In a Radio New Zealand International report, Niue commodore Keith Vial said it really comes down to the club providing the onshore facilities and looking after the crews while they’re on the island.

“We have got quite a sophisticated website and one of the big plusses is that any incoming crews and captains can email ahead, to find out, using our single side band radio, to find out some of the information they need to know. Waypoints and GPS locations, all those things. Which is almost a world first apparently.”

Keith Vial says last year around 240 yachts with more than 600 crew visited Niue.

Internet can help save Niue language

Emani with Google's Vint Cerf, one of the founders of the internet, at the ISIF award ceremony in Nairobi

Award-winning internet operator Emani Fakaotimanava-Lui says the internet can play an important part in keeping the Niue language alive.

Mr Fakaotimanava-Lui has just returned to Niue from the Internet Governance Forum in Nairobi, Kenya, where he was presented with an international award on behalf of Internet Niue for its innovative work building Niue’s WiFi internet [see footnote].

“At one time, English was the language of the internet. But in recent years there has been an explosion in the use of other languages and scripts, most notably Mandarin,” he says.

“More people are now realising that we can do the same for endangered languages. The Niue language – Vagahau Niue – will survive only if it is in everyday use. And this means on the internet.”

There are probably 25,000 people of Niue descent on the planet, but only 1200 live permanently on Niue.

“Most people from Niue speak excellent English and this has enabled them to get jobs in New Zealand and elsewhere. But this doesn’t mean they need to lose their connection with their mother tongue,” says Mr Fakaotimanava-Lui.

“Language is the key to a culture. Lose it and you lose part of the essence of who you are.”

Mr Fakaotimanava-Lui says Vagahau Niue users could use macrons in much the same way as has been done for the Maori language. The next step would be to provide Vagahau Niue options for major internet browsers like Google and Firefox.

2011 ISIF Award winners (from left): Virak Ou, Cambodia; Meenakshi Gautham, India; Guilherme Soares, Timor Leste; and Niue’s Emani Fakaotimanava-Lui

Another potential role for the internet could be to give residents access to much larger and better resourced libraries than Niue could ever afford to have.

“There are online libraries covering almost every subject area and at all levels, but few of us are aware that they exist. In Nairobi I was given contacts that I will pass on to the local library and schools, so they can partner with these libraries to secure quality content that can be passed on to the Niue community.”

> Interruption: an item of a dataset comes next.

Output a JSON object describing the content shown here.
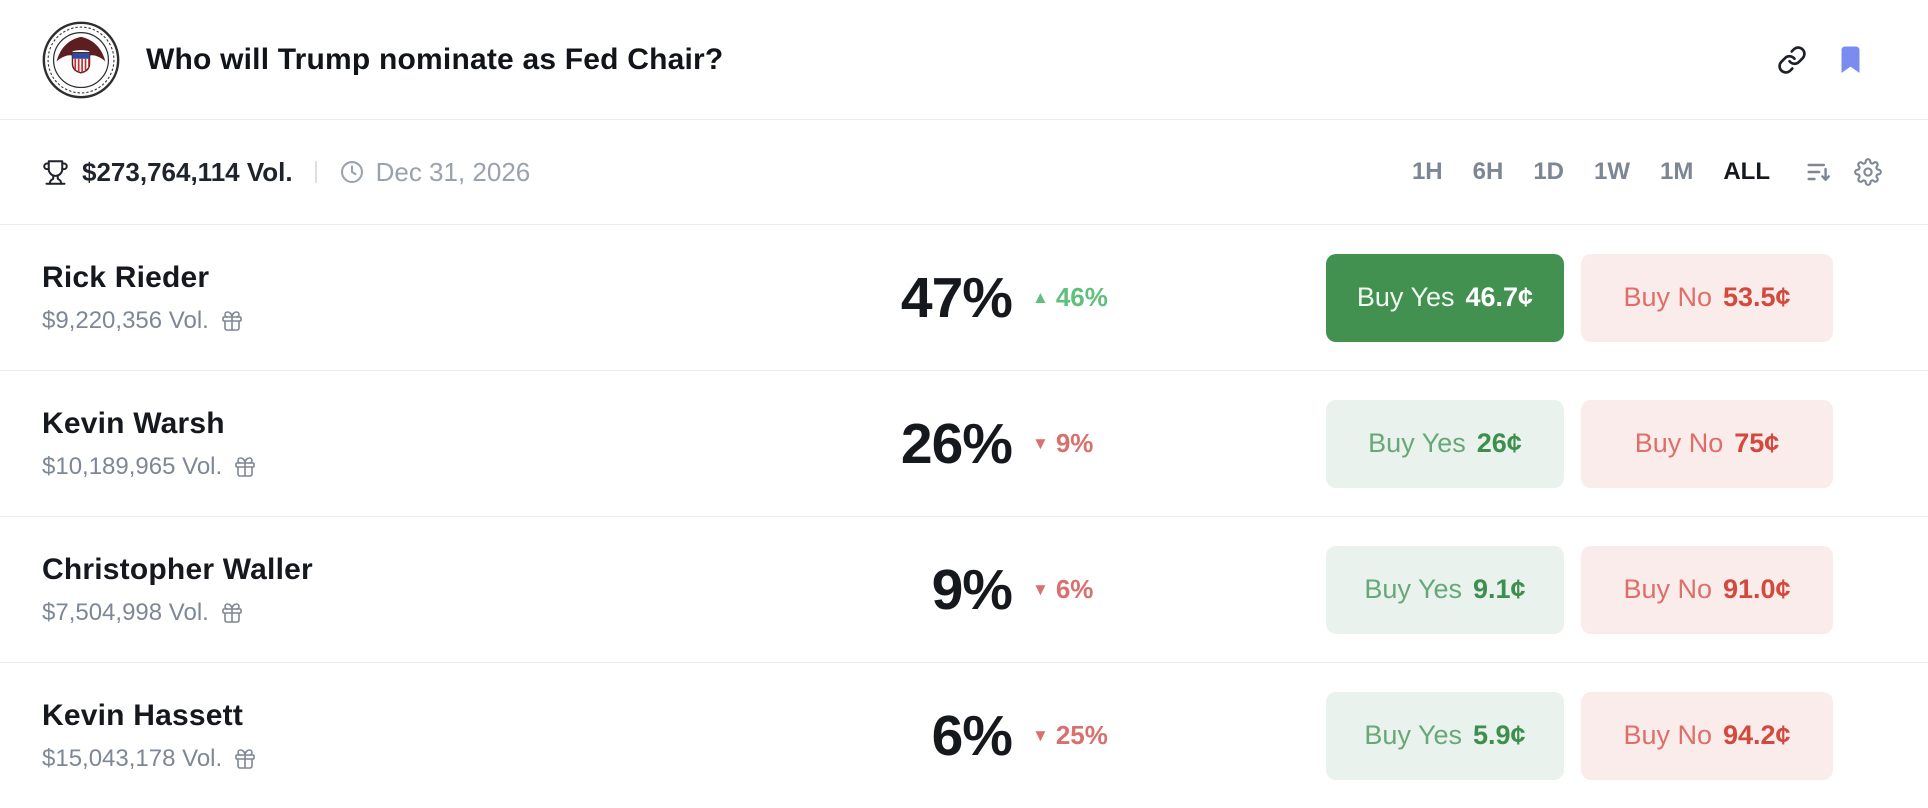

As a representative of Niue in an international forum, Mr Fakaotimanava-Lui said most other delegates didn’t know of the existence of Niue and had little awareness or of other countries in the Pacific.

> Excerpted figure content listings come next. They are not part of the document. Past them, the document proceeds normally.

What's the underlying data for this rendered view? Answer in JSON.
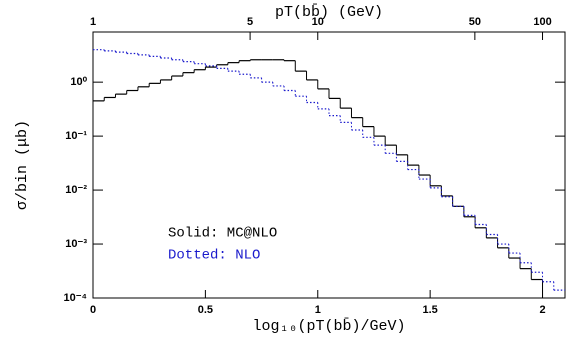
{
  "chart_data": {
    "type": "histogram",
    "x_label": "log₁₀(pT(bb̄)/GeV)",
    "x2_label": "pT(bb̄) (GeV)",
    "y_label": "σ/bin (μb)",
    "bins": [
      0,
      0.05,
      0.1,
      0.15,
      0.2,
      0.25,
      0.3,
      0.35,
      0.4,
      0.45,
      0.5,
      0.55,
      0.6,
      0.65,
      0.7,
      0.75,
      0.8,
      0.85,
      0.9,
      0.95,
      1,
      1.05,
      1.1,
      1.15,
      1.2,
      1.25,
      1.3,
      1.35,
      1.4,
      1.45,
      1.5,
      1.55,
      1.6,
      1.65,
      1.7,
      1.75,
      1.8,
      1.85,
      1.9,
      1.95,
      2,
      2.05,
      2.1
    ],
    "series": [
      {
        "name": "Solid: MC@NLO",
        "color": "#000000",
        "dash": "solid",
        "values": [
          0.45,
          0.52,
          0.6,
          0.7,
          0.82,
          0.95,
          1.1,
          1.3,
          1.5,
          1.7,
          1.9,
          2.1,
          2.3,
          2.5,
          2.6,
          2.6,
          2.6,
          2.5,
          1.6,
          1.1,
          0.75,
          0.5,
          0.33,
          0.22,
          0.15,
          0.1,
          0.068,
          0.045,
          0.029,
          0.019,
          0.012,
          0.0078,
          0.005,
          0.0032,
          0.002,
          0.0013,
          0.00085,
          0.00055,
          0.00035,
          0.00022,
          null,
          null
        ]
      },
      {
        "name": "Dotted: NLO",
        "color": "#1a1acc",
        "dash": "dotted",
        "values": [
          4.0,
          3.8,
          3.6,
          3.4,
          3.2,
          3.0,
          2.8,
          2.6,
          2.4,
          2.2,
          2.0,
          1.8,
          1.6,
          1.4,
          1.2,
          1.0,
          0.85,
          0.7,
          0.55,
          0.42,
          0.32,
          0.24,
          0.18,
          0.13,
          0.095,
          0.068,
          0.048,
          0.034,
          0.024,
          0.016,
          0.011,
          0.0075,
          0.005,
          0.0034,
          0.0023,
          0.0015,
          0.001,
          0.00068,
          0.00045,
          0.0003,
          0.0002,
          0.00014
        ]
      }
    ],
    "xlim": [
      0,
      2.1
    ],
    "xticks": [
      0,
      0.5,
      1,
      1.5,
      2
    ],
    "x2lim": [
      1,
      125.9
    ],
    "x2scale": "log",
    "x2ticks": [
      1,
      5,
      10,
      50,
      100
    ],
    "ylim": [
      0.0001,
      8.5
    ],
    "yscale": "log",
    "yticks": [
      {
        "value": 0.0001,
        "label": "10⁻⁴"
      },
      {
        "value": 0.001,
        "label": "10⁻³"
      },
      {
        "value": 0.01,
        "label": "10⁻²"
      },
      {
        "value": 0.1,
        "label": "10⁻¹"
      },
      {
        "value": 1,
        "label": "10⁰"
      }
    ],
    "grid": false
  }
}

“This was a bit distressing,” he says. “It would have been ideal to have a Pacific booth at the forum, raising awareness of about the Pacific in general as well as our individual countries.

“It’s time for all Pacific Islands to work together internationally to promote our products and services and to build a better understanding of the challenges we face. We certainly can’t afford to do it alone.”

About the ISIF award

The award won by Internet Niue was one of four award categories funded by the Asia Information Society Innovation Fund (Asia ISIF).

The fund is a joint initiative of the Canadian International Development Research Centre, the Internet Society and the Asia Pacific Network Information Centre (APNIC), with sponsorship from DotAsia.

For the 2011 awards, the fund received 46 award nominations for the four categories from 17 economies in the Asia Pacific. The $A7500 grants associated with the awards are for internet projects that benefit users and communities in Asia and the Pacific.

The category won by Internet Niue recognises its success over the last three years building local internet capacity and encouraging qualified locals to support the Niue internet community with a reliable locally-provided service.

Internet Niue is operated by RockET Systems, a private Niue company owned by Emani and TaniRose Fakaotimanava-Lui. Internet Niue is funded by the US-based IUSN Foundation from the sale of .nu domain names, mainly in Sweden.